Although Major Fardan does not admit to a drug abuse problem in the Emirates, his remarks, in a talk to Zayed University students reported by Gulf News yesterday, highlighted concern that the rich -and often bored - Emirates youngsters could be at risk.
He warned that parents should not allow their children to travel alone to countries where drugs are sold openly, or which are known to have "addiction dens".

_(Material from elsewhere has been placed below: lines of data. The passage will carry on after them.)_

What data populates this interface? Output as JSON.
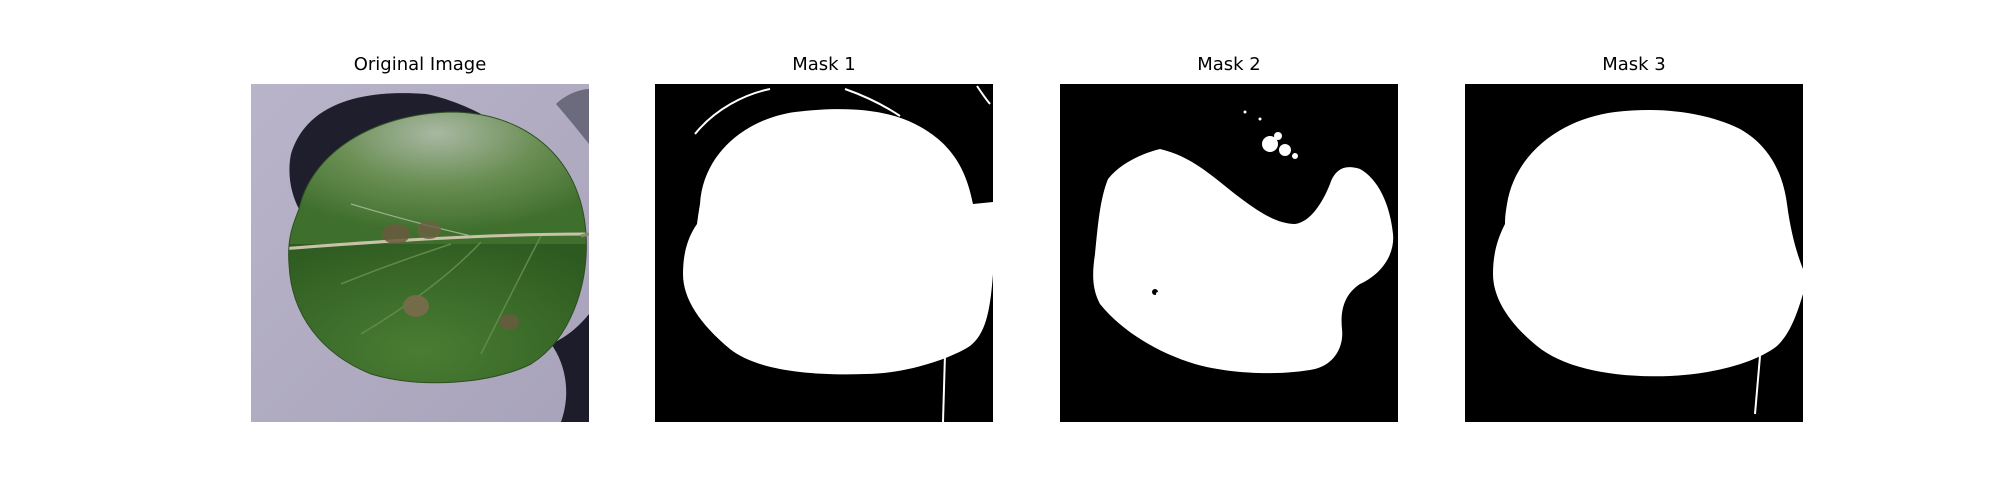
{
  "figure": {
    "panels": [
      {
        "title": "Original Image"
      },
      {
        "title": "Mask 1"
      },
      {
        "title": "Mask 2"
      },
      {
        "title": "Mask 3"
      }
    ]
  },
  "colors": {
    "background": "#ffffff",
    "mask_background": "#000000",
    "mask_foreground": "#ffffff",
    "leaf_green": "#3f7a2e",
    "table_surface": "#b8b3c8",
    "shadow": "#1d1d2e"
  }
}
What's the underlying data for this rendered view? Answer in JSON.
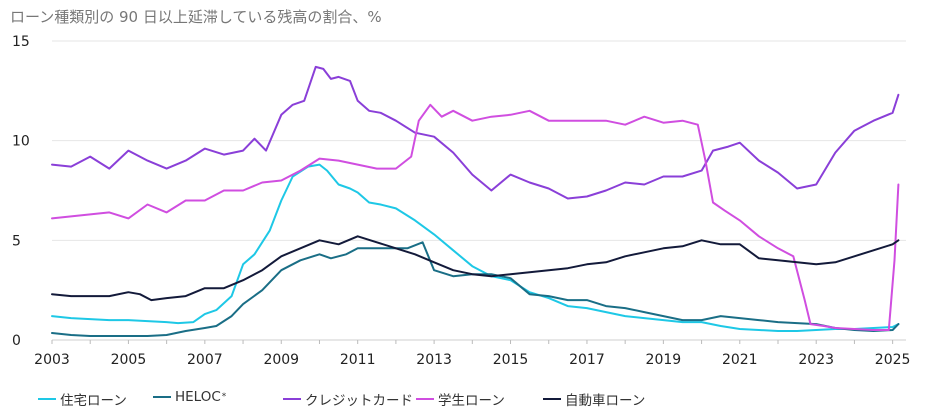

Once again, we have a story with a curious lack of detail: absolutely no information (such as names or ages) is given about either the victim or the perpetrators, and the location where this crime supposedly took place is suspiciously vague ("a Gulf state"). And how was this "crime" revealed to the world? Not in a government or police press conference, but "in a talk to university students" by the "head of the drugs squad." If you're a government official tasked with keeping a handle on your country's drug problems, what better way to call attention to the issue than by relating a horrific story about the depravity of foreign drug traffickers to a hall full of college students? It serves as a warning about the perils of drug use, it blames the problem on evil foreigners, and it garners terrific press coverage — even if it is merely a bit of fiction. The next time someone tries to pass off this legend as an actual occurrence, the media would do well to heed the experience of Miami Herald crime reporter Edna Buchana before running the item as a news story:
The stories about drugs in Miami are also larger than life. So many are true that even the myth of the dead baby has become accepted as modern Miami-American folklore.Let's get this straight right here and now: There is no cocaine-stuffed dead baby, at least at this writing.
The dead baby resurfaces frequently, reported as fact in otherwise responsible and prestigious — and some not so responsible and prestigious — publications. It has appeared on the front page of The Washington Post, in Life magazine, and in the National Enquirer. The story, with minor variations, is that an alert customs official or airline employee on a Colombia-Miami flight noticed that a baby in the arms of a woman passenger did not look well. Closer scrutiny revealed that the baby was dead and its body stuffed with high-grade cocaine in an attempt to smuggle the drug into this country.
The dead baby is reported at least once a year. Each time, I am one of the many reporters assigned to check it out. It is fiction. It did not happen. I have laid the dead baby to rest so often that I can now see its poor little pasty face in my mind's eye.
Sightings: The 1985 Dan Simmons novel Song of Kali includes a kidnapped baby who is found at an airport, dead and stuffed with stolen jewels.